Sikap ini merupakan penyimpangan dari sikap moral yang sebenarnya; dimana orang
mentaati peraturan tanpa melihat nilai dan maknanya. Sikap heteronom merendahkan
martabat manusia, membuat orang menjadi tidak bebas, tertekan, takut dan buta
terhadap nilai-nilai dan tanggungjawab yang sebenarnya.

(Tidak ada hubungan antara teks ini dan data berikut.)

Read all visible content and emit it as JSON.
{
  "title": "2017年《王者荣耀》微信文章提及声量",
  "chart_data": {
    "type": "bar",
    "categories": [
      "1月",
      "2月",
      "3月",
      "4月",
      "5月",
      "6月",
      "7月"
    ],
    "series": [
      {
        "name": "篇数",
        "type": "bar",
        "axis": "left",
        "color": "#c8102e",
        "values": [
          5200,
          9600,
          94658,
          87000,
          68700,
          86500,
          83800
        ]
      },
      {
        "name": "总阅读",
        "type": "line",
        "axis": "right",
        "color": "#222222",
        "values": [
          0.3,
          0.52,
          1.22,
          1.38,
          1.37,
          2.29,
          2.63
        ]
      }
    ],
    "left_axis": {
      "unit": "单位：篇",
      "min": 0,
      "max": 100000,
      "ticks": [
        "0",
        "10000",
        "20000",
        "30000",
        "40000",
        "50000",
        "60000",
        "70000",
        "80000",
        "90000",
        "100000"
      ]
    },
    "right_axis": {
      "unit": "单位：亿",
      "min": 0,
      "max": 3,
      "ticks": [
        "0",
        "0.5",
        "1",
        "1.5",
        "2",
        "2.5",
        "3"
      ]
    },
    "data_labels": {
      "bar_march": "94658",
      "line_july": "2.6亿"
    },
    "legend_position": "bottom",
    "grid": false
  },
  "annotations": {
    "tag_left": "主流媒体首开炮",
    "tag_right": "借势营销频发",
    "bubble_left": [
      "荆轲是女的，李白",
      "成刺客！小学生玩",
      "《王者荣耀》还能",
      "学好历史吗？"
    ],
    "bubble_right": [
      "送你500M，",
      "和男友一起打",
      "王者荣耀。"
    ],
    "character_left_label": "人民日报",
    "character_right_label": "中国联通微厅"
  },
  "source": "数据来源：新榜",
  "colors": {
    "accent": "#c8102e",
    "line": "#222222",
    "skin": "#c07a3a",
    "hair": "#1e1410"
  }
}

Ciri – Ciri Pribadi Yang Otonom :


A) Taat akan kewajiban karena ia sendiri sadar, bukan karena dibebankan
diluar/terpaksa. Ia menyadari ketaatannya itu sebagai ketaatan pada dirinya
sendiri, sebagai suatu yang bernilai dan sebagai bentuk tanggung
jawabnya.
B) Tidak tunduk secara buta terhadap suatu hukum yang ditimpakan
kapadanya, tetapi karena ia sendiri menyetujui dan melihat nilai yg
terkandung dalam hukum, sehingga dalam menjalankan tugasnya, ia tidak
merasa direndahkan, meski mungkin terasa berat.
C) Mampu bersikap rendah hati untuk menerima bahwa dirinya sebagai
bagian dari masyarakat dan bersedia untuk hidup sesuai dengan aturan-
aturan yang ada
D) sadar bahwa hidup bersama itu memerlukan tatanan yang harus ditaati
bersama.
Pertanyaan Refleksi:
1. Jelaskan, apakah kebebasn manusia bersifat terbatas?
2. Jelaskan, apakah binatang memiliki kebebasan?
3. Jelaskan, manakah ciri khas manusia bila dibandingkan dengan makhluk ciptaaan
Tuhan lainnya?
4. Jelaskan, apakah dengan kuliah wajib 75% tidak melanggar kebebasan mahasiswa?

Bahan Bacaan:
Bertens, K, 1993, Etika, Jakarta: Gramedia.
Harjana, AM, 1993, Penghayatan Agama, Yogyakarta: Kanisius.
Janssens, L, Tth Saint Thomas Aquinas And The Question Of Proportionality, dalam majalah
Louvain Studies, vol.IX pp 26-46.
Magnis,Suseno, Frans, 1987, Etika Dasar, Yogyakarta: Kanisius.